Decision Date07 April 1977
Docket NumberNo. 48081,48081
PartiesWilliam Duane ELLEDGE, Appellant, v. STATE of Florida, Appellee.
CourtFlorida Supreme Court

Richard L. Jorandby, Public Defender and Daniel T. O'Connell, Asst. Public Defender, for appellant.

Robert L. Shevin, Atty. Gen. and Richard W. Prospect, Asst. Atty. Gen., for appellee.

SUNDBERG, Justice.

This is an appeal from a sentence of death entered upon a plea of guilty to first degree murder in the Circuit Court of the Seventeenth Judicial Circuit, in and for Broward County.

Appellant pleaded guilty to charges of rape and first degree murder in the death of Margaret Anne Strack. Pursuant to Section 921.141, Florida Statutes, a penalty trial was held in circuit court with the result that the jury recommended by vote of eleven to one that Elledge be put to death. 1 Nine days later, on March 27, 1975, the trial judge sentenced appellant to fifty years in prison for the rape charge and to death by electrocution as punishment for the first degree murder conviction.

Elledge arrived in the Hollywood, Florida area from Toledo, Ohio on or about August 18, 1974, accompanied by one Paula Fain. (His wife was living, he thought, in Colorado at the time.) He and Miss Fain took up residence in her brother's apartment in Hollywood. On Friday, August 23, 1974, Elledge and Fain quarreled, and, in his words, they "split up and (he) proceeded to the House of Foam Bar." After drinking for a few hours, Elledge returned to the apartment "to try and straighten things out" but there was nobody home. He drank heavily at a series of bars and later, after the last establishment had closed, broke into several buildings in a shopping plaza, netting about $180 in cash. He spent the rest of the night in a coffee shop, which he left at about 6:00 a. m., Saturday, August 24, 1974. Appellant then proceeded to the Normandy Hotel on Route A1A, where he rented an efficiency apartment for the next three days. On Saturday afternoon, he visited a bar called McGowan's Lounge, where he met the decedent. After drinking and talking for about an hour, Elledge and Ms. Strack went together to the room at the Normandy Hotel, where they smoked marijuana. She began to tease him sexually, but after he responded, she refused to participate in intercourse. They struggled, and, after momentarily agreeing to submit, the decedent began to scream. Elledge started choking her with his hands while engaging in sexual intercourse. After some fifteen minutes he realized that she was dead.

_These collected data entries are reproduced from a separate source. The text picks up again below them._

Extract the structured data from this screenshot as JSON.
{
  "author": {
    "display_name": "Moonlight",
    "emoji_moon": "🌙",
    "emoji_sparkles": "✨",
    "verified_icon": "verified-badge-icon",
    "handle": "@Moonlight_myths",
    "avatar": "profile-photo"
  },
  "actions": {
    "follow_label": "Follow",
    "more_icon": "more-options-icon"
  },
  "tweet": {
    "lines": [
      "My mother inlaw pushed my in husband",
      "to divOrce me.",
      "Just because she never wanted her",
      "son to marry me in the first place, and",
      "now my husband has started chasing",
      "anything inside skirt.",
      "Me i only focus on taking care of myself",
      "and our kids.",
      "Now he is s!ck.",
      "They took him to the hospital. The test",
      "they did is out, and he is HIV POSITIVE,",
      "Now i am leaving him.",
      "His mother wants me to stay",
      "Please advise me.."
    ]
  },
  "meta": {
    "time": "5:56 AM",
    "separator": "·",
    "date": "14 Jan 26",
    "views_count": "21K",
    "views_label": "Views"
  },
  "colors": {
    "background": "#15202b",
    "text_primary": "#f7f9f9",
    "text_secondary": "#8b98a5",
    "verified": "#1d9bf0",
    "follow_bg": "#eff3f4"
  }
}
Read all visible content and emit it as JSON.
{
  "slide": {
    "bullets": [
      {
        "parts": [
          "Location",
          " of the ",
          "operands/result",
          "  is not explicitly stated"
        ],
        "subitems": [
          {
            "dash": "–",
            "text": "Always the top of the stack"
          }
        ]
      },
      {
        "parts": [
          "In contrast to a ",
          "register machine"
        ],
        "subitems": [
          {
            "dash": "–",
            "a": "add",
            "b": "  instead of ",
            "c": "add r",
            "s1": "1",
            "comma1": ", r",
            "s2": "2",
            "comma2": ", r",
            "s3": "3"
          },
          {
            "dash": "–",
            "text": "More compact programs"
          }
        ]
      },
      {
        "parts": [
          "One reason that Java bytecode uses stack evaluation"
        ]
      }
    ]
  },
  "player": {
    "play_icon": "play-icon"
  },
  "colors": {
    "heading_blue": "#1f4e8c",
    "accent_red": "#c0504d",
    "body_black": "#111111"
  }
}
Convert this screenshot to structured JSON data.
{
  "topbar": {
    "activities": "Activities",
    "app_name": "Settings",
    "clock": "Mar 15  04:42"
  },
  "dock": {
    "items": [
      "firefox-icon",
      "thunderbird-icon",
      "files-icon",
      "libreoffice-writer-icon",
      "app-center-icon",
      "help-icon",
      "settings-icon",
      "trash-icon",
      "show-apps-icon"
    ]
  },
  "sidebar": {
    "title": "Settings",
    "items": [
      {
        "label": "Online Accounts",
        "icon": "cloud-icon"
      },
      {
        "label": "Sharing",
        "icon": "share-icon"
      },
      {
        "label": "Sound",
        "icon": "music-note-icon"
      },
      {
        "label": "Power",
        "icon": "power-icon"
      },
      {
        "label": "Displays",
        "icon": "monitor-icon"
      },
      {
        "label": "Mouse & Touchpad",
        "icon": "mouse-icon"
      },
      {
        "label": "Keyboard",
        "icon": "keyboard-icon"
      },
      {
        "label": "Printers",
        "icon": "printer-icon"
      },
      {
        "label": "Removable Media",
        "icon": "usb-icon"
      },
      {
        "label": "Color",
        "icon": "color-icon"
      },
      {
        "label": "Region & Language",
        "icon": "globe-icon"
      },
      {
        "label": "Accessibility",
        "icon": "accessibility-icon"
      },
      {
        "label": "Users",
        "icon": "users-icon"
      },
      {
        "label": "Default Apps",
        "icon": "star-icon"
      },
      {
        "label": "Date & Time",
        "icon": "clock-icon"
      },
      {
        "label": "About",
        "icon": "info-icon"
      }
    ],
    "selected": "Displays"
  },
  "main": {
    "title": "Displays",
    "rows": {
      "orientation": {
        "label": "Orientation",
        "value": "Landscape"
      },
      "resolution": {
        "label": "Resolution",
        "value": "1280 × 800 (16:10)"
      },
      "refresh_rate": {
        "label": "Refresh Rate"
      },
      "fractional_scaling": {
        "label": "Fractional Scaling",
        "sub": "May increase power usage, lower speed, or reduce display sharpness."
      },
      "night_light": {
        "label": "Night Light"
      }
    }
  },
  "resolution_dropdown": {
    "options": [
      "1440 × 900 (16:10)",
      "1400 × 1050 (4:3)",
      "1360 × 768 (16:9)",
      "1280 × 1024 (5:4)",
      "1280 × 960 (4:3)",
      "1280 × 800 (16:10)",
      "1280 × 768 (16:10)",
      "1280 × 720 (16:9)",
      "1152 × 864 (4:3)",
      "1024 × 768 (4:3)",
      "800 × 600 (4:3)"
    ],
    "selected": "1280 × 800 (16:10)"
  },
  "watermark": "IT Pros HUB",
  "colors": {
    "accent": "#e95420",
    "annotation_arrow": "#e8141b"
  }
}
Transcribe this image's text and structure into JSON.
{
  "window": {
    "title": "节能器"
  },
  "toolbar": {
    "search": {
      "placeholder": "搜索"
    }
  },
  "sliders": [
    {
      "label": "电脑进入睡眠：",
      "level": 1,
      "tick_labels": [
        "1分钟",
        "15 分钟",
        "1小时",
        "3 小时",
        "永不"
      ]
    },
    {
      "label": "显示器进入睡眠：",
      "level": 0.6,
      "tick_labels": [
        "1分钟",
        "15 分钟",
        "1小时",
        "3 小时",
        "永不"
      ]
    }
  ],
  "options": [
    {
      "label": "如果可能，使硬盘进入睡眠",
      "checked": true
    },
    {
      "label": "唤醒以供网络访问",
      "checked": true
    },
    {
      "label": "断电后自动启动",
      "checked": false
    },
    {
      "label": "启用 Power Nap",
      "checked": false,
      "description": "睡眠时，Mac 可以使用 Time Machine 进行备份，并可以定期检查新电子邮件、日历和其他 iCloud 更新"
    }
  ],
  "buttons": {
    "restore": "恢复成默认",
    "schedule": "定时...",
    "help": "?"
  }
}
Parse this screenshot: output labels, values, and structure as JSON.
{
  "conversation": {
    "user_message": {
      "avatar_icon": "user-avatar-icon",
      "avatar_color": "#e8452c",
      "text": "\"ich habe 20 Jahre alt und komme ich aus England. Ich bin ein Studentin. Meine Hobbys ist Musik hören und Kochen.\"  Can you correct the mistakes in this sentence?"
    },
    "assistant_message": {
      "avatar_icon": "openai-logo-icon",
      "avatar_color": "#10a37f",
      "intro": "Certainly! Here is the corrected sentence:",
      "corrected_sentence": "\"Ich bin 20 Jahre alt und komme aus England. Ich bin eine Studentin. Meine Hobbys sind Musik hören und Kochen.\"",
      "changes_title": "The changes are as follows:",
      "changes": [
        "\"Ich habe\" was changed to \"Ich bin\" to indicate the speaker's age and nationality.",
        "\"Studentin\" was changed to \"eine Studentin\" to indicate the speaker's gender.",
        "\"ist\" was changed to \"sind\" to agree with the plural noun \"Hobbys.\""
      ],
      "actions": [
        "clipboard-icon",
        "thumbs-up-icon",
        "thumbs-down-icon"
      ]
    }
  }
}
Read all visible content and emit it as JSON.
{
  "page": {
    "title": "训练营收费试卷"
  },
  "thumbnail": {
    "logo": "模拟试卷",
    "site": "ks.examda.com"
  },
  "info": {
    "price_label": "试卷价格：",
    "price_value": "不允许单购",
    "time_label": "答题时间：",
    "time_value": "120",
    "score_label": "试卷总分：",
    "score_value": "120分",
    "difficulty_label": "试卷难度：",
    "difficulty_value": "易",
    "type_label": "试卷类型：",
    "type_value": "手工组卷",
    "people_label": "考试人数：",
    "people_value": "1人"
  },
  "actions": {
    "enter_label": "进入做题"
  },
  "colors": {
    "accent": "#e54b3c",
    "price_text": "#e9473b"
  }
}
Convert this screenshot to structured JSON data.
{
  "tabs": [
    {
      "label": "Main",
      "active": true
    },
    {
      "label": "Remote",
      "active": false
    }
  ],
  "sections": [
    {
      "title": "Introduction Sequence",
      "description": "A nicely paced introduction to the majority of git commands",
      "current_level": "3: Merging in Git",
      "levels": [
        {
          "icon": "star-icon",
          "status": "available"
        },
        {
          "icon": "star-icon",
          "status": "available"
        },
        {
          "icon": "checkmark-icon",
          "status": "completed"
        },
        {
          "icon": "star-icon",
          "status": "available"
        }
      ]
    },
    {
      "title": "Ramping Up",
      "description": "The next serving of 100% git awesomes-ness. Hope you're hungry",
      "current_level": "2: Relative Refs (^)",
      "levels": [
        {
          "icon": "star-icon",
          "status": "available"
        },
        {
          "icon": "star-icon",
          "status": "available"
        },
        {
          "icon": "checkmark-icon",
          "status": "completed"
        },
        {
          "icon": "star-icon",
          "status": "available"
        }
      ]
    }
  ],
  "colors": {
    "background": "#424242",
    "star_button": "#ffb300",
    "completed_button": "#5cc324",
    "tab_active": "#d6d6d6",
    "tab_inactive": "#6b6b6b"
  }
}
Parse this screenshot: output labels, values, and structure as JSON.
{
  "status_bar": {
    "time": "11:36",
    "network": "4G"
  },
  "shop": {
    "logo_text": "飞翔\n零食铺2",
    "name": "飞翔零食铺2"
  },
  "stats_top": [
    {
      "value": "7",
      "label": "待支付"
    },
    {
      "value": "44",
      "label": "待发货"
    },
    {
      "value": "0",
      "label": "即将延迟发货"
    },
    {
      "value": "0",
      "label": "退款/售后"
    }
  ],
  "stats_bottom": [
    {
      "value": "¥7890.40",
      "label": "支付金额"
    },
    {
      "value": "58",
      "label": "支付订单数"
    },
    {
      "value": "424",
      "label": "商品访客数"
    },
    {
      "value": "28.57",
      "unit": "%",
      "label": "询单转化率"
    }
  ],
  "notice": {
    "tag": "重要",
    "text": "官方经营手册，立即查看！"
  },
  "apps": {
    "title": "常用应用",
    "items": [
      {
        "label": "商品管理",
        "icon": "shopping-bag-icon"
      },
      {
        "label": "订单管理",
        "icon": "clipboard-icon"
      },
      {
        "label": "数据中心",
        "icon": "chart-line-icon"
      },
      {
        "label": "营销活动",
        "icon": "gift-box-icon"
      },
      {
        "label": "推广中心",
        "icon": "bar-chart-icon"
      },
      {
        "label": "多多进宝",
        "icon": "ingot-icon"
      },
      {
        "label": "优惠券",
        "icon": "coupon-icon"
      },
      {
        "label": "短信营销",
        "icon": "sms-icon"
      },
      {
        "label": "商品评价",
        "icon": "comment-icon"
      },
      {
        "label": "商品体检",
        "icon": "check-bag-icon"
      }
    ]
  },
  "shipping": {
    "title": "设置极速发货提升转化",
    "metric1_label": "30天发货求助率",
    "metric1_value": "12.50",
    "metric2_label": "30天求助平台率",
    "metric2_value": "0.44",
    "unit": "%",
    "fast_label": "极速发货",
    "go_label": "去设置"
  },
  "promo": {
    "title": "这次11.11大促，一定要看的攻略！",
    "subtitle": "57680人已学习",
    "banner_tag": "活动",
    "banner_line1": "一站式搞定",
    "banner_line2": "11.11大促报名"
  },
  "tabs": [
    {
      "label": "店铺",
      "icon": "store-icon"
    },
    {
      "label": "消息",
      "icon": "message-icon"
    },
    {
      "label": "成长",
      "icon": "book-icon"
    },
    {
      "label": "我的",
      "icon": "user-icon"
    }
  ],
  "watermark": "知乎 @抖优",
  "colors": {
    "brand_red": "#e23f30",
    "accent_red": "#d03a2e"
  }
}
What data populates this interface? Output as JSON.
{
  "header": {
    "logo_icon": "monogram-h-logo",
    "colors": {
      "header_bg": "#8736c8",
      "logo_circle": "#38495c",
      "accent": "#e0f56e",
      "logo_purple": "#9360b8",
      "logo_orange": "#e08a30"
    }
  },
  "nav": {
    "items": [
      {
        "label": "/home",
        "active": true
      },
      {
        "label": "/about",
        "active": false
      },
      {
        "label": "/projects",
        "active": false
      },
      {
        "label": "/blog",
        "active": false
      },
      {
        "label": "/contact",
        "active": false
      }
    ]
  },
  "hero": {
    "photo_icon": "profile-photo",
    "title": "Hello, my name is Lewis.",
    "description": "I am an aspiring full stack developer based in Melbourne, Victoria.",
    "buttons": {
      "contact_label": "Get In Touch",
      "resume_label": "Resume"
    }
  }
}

The disparity in size between decedent and appellant she was larger than he presented Elledge with some problems when he attempted to move the corpse. He dragged the body out of the apartment and then threw it from the back door down a stairway which led to a back porch. Elledge then proceeded to lug the corpse across a walkway to where Ms. Strack's vehicle was parked. After forcing the body into the back seat of her car, he drove to a nearby church parking lot, opened the car door, and let the corpse slide onto the macadam. When discovered, the body was almost totally nude, with a pair of panties down around ankles which had been tied with an electric cord.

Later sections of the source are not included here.